Ted Cruz and Alexandria Ocasio-Cortez have very little in common. Cruz serves in the Senate, Ocasio-Cortez in the House. Cruz is a 48-year-old man who grew up in Texas, Ocasio-Cortez is a 29-year-old woman from New York. Cruz worked as a lawyer before entering Congress, Ocasio-Cortez worked as a bartender; Cruz loves Campbell’s Chunky Soup and White Castle hamburgers, AOC prefers Kind bars and chocolate-covered popcorn. Also, when it comes to policy, the two agree on almost nothing, representing what are effectively the two diametrically opposed poles within their respective parties. Ted Cruz may be the hardest-line conservative in the GOP, while Alexandria Ocasio-Cortez is an avowed democratic socialist. Yet Thursday on Twitter, the two began discussing a potential legislative collaboration—and on an issue of real substance, no less.

It began after Ocasio-Cortez retweeted a report from consumer advocacy group Public Citizen about the huge number of former members of Congress taking work as lobbyists after their time in the House. Ocasio-Cortez expressed her disapproval, saying, “I don’t think it should be legal at ALL to become a corporate lobbyist if you’ve served in Congress.”

Cruz responded via his own Twitter account, saying, “I have long called for a LIFETIME BAN on former Members of Congress becoming lobbyists. The Swamp would hate it, but perhaps a chance for some bipartisan cooperation?” Cruz has indeed called for such a ban, including in a 2015 op-ed for USA Today, where he wrote, “We can stop the Washington corruption, in part, by […] imposing a lifetime ban on members of Congress becoming lobbyists.”

Bills along these lines have been introduced before, of course. The catchily named “No Golden Parachutes for Public Service Act” (or the positively zippy acronym, NGPFPSA) has been introduced, in various forms, since 2010—sometimes by Democrats like AOC and presidential aspirant Senator Michael Bennet, D-Colorado, sometimes by Republicans like Cruz and Representative Rod Blum, R-Iowa, but all attempts have been doomed to failure no matter how bipartisan they may be.

Passing a law that forbids lawmakers from pursuing a lucrative—and incredibly common—post-politics career path is difficult for obvious reasons. Even if there are politicians willing to cut off an opportunity for themselves, persuading several hundred of their colleagues to do the same is a tall order—and while voters generally dislike corruption, there’s not exactly a big grassroots movement to overcome the institutional obstacles.

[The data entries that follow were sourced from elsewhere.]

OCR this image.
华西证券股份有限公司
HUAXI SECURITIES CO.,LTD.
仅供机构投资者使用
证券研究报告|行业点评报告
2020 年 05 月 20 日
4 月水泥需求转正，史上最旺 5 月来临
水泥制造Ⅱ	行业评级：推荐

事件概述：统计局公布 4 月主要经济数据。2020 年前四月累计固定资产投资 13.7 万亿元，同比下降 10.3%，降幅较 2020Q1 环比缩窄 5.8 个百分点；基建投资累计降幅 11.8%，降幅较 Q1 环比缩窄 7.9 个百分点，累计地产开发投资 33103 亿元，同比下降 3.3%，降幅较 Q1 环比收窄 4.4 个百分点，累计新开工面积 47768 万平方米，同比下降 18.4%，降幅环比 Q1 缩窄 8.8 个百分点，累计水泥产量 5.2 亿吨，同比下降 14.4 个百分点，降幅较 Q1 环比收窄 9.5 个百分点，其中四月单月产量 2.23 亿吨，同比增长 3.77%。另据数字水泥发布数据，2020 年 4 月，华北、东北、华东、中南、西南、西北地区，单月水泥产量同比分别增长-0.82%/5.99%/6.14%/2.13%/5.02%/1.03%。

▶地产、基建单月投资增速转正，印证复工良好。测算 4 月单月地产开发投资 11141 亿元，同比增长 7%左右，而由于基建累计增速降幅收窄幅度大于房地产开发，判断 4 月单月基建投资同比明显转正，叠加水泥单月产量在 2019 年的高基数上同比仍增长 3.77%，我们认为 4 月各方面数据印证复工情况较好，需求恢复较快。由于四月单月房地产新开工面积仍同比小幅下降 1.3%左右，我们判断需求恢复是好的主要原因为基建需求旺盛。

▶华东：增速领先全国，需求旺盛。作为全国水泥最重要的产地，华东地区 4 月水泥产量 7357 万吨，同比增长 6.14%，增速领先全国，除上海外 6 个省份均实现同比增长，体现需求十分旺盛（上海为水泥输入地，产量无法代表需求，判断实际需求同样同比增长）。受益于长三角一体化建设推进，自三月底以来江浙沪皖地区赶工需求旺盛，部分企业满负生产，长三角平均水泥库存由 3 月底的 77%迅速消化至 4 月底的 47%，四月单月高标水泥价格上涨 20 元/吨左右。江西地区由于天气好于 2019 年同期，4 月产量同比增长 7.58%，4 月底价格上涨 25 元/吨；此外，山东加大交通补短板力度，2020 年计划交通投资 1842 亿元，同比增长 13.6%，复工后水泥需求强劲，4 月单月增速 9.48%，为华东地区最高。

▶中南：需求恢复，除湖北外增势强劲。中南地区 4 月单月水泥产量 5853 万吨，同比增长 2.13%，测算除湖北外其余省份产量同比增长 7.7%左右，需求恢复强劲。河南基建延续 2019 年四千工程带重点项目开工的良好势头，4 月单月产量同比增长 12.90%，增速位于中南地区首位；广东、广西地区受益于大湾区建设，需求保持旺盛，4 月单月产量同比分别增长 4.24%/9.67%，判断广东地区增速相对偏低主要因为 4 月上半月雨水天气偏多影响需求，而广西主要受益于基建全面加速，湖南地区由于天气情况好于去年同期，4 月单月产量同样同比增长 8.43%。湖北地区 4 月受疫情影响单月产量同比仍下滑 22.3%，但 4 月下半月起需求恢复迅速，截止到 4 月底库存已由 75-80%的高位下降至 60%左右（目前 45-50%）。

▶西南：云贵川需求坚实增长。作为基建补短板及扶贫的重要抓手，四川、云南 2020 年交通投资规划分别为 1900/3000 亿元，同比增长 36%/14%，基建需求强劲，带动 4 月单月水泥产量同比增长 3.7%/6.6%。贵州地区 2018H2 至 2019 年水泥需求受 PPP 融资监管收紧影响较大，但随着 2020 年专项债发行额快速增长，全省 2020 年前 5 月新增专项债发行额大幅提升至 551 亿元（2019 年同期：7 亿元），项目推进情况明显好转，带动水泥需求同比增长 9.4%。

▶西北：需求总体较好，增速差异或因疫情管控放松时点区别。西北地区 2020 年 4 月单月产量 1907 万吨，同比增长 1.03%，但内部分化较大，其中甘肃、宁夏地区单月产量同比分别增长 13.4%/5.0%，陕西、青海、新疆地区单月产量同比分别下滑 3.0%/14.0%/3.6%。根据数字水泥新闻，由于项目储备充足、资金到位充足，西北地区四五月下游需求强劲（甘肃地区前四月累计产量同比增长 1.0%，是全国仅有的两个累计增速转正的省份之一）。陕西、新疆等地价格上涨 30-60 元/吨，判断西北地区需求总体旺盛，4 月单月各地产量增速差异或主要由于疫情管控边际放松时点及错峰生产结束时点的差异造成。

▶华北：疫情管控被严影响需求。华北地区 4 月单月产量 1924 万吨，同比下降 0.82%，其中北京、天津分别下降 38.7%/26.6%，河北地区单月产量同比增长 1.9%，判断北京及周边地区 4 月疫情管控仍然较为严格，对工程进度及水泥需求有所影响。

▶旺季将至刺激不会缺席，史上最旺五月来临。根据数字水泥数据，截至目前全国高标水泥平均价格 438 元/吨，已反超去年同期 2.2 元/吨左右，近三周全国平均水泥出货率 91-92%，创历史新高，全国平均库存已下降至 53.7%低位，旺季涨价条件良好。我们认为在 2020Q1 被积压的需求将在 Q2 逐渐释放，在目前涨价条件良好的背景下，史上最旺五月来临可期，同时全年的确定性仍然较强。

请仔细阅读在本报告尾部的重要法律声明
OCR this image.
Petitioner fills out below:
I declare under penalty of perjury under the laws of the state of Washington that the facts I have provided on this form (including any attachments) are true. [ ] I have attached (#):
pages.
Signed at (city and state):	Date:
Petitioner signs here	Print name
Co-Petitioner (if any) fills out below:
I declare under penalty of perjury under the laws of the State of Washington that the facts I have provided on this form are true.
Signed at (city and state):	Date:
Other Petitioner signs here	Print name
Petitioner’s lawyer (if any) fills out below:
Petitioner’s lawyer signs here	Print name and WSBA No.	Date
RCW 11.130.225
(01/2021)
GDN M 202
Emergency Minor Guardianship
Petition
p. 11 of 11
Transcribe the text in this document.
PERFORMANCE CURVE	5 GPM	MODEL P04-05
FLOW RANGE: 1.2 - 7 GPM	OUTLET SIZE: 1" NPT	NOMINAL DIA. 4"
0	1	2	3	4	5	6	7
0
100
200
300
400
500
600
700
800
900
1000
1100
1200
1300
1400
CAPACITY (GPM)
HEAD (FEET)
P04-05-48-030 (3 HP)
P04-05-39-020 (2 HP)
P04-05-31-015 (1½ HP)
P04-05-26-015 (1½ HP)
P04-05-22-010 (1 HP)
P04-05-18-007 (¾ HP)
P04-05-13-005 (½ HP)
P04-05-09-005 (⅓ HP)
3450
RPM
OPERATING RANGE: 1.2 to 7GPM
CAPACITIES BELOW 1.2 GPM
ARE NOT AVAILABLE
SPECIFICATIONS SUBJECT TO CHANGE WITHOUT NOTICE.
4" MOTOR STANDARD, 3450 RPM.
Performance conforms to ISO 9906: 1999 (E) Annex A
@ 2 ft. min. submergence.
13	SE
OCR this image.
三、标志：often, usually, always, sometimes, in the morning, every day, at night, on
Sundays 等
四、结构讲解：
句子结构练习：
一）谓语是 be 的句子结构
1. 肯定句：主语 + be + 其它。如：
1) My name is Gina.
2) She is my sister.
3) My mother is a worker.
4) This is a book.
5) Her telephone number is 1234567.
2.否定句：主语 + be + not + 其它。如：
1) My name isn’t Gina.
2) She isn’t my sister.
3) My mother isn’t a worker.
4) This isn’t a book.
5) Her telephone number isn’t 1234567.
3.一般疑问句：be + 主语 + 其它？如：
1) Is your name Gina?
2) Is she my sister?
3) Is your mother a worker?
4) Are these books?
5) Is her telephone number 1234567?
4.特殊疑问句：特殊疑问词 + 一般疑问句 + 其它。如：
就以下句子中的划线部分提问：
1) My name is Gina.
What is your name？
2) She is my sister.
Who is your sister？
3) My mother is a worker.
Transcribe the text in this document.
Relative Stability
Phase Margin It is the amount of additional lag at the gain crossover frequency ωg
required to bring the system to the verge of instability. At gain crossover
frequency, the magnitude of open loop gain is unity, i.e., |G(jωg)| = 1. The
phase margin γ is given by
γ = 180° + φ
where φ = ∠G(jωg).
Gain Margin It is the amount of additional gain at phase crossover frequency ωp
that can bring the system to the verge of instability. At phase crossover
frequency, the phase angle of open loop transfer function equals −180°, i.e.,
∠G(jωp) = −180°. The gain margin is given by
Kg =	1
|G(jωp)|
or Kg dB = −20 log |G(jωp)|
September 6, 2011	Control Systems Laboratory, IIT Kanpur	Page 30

In that way, a titanic team-up of two of the highest profile, most polarizing, and ostensibly opposed politicians in each party carries some interesting weight. “Ban lawmakers from becoming lobbyists” might not be at the top of any voter’s list of top priorities, but when you hear that there’s an issue that Ted Cruz and Alexandria Ocasio-Cortez agree on so much that they are cosponsoring legislation to address it … well, it’s probably something pretty important. (Or it’s, you know, a resolution to honor National Puppies Are Cute Day.)

And the issue certainly does matter. Washington, D.C., is a town full of absurdly wealthy people, which means that a member of Congress can often feel like a have-not—in 2008, for example, former North Dakota senator Kent Conrad lamented his “senator’s salary” when talking about how his family was able to afford their million-dollar Maryland beach house only because his lobbyist wife paid for it. Perhaps it’s no surprise that nearly 60 percent of those who served in Congress from 2017 to 2019 now work as lobbyists. If there were a university that could guarantee a 60 percent job placement rate in a lucrative field that didn’t require a ton of actual work, applications would be through the roof—what Cruz and AOC are concerned about is the idea that perhaps some of their colleagues see their time in Congress as the next best thing.

We’ll see if anything actually comes of this Twitter exchange, or if it was just the briefest hint of a crossover that’ll never actually happen, like the G.I. Joe vs. Transformers movie. It is, ultimately, the sort of legislation that would be broadly popular with almost everyone. It’s good for Democratic voters, Republican voters, people who don’t vote because they feel like politics are too corrupt to make it worth the effort, a president who likes doing things that are popular, a handful of politicians who can’t imagine a future for themselves lobbying their former colleagues on behalf of pork rinds or whatever—basically everybody except the majority of lawmakers themselves.